Lembar Keempat

12.3K 947 91
                                    

Suasana meja makan pagi ini tak jauh berbeda dengan hari-hari sebelumnya. Sepi ... tanpa hangat canda yang biasa mengisi. Hanya saja, kali ini Kean tidak sendiri. Di sana, di seberang meja, kakaknya baru saja meletakkan sepiring omelet dan mendorongnya tepat ke hadapan Kean yang sejak tadi hanya memerhatikan bagaimana pemuda itu bekerja.

Kean tersenyum saat lagi-lagi Zafran menyodorkan segelas susu coklat ke depannya. Lalu dia sendiri duduk setelah menuang air putih ke dalam gelas. Zafran tidak suka susu. Tidak suka teh. Tidak suka kopi. Pokoknya, dia tidak suka minuman yang memiliki rasa--kecuali soda. Berbeda dengan Kean yang maniak manis dan segala macam minuman berperisa. Perlu digaris bawahi, Kean dan Zafran memang selalu bertentangan dalam hal selera.

"Hari ini gue nebeng lo, ya?"

Zafran hanya melirik sekilas ke arah Kean dan kembali sibuk menuang nasi ke piringnya.

"Gue bawa motor."

Satu lagi, Kean tidak suka naik motor. Dan Zafran tidak bodoh untuk membawa anak itu pergi bersamanya. Namun, jawaban Kean selanjutnya justru membuat Zafran mengernyit tak percaya.

"Nggak apa-apa. Gue juga lagi nggak pengin naik mobil."

"Kalau alasan lo mau nebeng gue karena takut gue kabur lagi, tenang aja, lo boleh ngikutin gue di belakang."

Kean terkekeh, tapi kemudian dia meredupkan pandangannya. "Sebenernya bukan itu."

"Terus?"

"Gue mau biasain diri naik motor. Sekarang udah nggak ada papa, kita harus hemat, sebisa mungkin ngurangin pengeluaran, jadi ... gue pikir mobil harus dijual."

Zafran sontak menghentikan kegiatan dan menatap Kean tajam. Dalam hal apapun, Kean selalu bisa bersikap lebih dewasa darinya, tapi untuk keputusan yang satu ini, Zafran jelas tak bisa menerima. Cowok itu menggeleng tegas sebelum akhirnya melanjutkan kalimatnya.

"Harta papa masih banyak, lo nggak perlu takut. Nggak usah jual mobil, lo butuh itu. Kalaupun nanti kita kekurangan duit, gue bisa kerja."

Kean bisa menangkap kesungguhan dalam nada bicara kakaknya. Tanpa dijelaskan pun, dia tahu Zafran pasti akan melakukan apapun untuk menghidupi mereka berdua. Tapi, yang menjadi permasalahan sekarang adalah mereka hanya dua bocah belia yang hidup sebatang kara. Tentu saja, masa depan mereka yang panjang memerlukan biaya yang tak sedikit jumlahnya. Disamping bekerja, tentu mereka harus bisa menghemat pengeluaran. Lagipula, mobil mereka itu keluaran perusahaan ternama yang jika dijual pasti akan menuai harga luar biasa. Dengan uang itu, Kean yakin setidaknya mereka bisa menabung untuk masa depan.
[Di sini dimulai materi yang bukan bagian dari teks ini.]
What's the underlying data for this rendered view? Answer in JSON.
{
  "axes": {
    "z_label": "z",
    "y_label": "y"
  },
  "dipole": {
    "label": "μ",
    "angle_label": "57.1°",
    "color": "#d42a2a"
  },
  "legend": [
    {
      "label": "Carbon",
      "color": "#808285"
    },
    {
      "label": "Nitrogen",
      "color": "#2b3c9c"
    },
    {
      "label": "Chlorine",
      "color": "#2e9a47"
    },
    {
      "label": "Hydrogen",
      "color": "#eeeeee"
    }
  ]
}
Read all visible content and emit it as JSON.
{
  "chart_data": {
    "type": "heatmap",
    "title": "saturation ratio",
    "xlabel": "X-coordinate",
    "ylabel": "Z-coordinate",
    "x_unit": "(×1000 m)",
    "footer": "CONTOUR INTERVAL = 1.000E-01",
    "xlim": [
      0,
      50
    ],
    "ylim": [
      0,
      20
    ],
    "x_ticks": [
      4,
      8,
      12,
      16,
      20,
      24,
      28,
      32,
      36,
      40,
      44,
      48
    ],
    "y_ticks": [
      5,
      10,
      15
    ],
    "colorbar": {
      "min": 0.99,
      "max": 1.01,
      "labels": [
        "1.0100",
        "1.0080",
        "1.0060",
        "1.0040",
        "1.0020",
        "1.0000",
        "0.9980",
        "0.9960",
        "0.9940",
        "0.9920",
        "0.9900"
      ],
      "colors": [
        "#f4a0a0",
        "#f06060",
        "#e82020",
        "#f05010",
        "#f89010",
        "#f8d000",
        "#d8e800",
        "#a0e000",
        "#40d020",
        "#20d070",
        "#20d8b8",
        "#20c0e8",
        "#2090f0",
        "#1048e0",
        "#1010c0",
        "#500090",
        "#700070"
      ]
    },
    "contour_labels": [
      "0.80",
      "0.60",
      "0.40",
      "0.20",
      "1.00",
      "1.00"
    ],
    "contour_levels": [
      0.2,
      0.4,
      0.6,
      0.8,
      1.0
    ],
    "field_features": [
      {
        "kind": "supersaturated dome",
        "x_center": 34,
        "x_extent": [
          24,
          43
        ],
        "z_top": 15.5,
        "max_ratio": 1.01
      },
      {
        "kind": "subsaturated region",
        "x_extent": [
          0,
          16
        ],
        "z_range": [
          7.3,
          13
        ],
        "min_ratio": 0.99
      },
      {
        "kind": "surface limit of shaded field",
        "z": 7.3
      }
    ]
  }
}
"Biaya hidup kita ke depannya nggak sedikit, kak. Harta papa emang banyak, tapi kalau dipake terus menerus tanpa ada pemasukan lama-lama pasti habis. Gue tau lo bisa kerja, gue juga, tapi kita tetep harus hemat. Lo harus inget kalau sekarang keadaan udah beda. Kita nggak bisa hidup kaya dulu lagi."

Zafran diam setelah kalimat Kean terlontar. Berpikir, dan berakhir pada kenyataan bahwa adiknya memang selalu benar. Bahwa sebaik apapun kita merencanakan, kehidupan tak selalu bisa berjalan sesuai dengan keinginan. Tidak ada yang bisa menebak hari-hari ke depan, juga badai apa lagi yang akan datang, jadi mengantisipasi segalanya mulai dari sekarang adalah pilihan yang paling benar, seperti kata Kean.

Namun, di saat Zafran mulai yakin dengan pemikirannya, satu fakta itu lagi-lagi membuat dirinya gusar.

"Tapi kalo mobil dijual, elo gimana?"

"Angkutan umum banyak. Gue bisa naik bus. Atau nebeng lo terus, mungkin? Itu juga kalo lo nggak ada jadwal antar-jemput gebetan, sih." Kean mengakhiri kalimatnya dengan kekehan. Sementara Zafran mendelik tajam. Ingatlah bahwa Zafran itu jomblo abadi meski memiliki tampang yang mumpuni. Jadi, disindir soal gebetan jelas membuat harga diri cowok itu terlukai.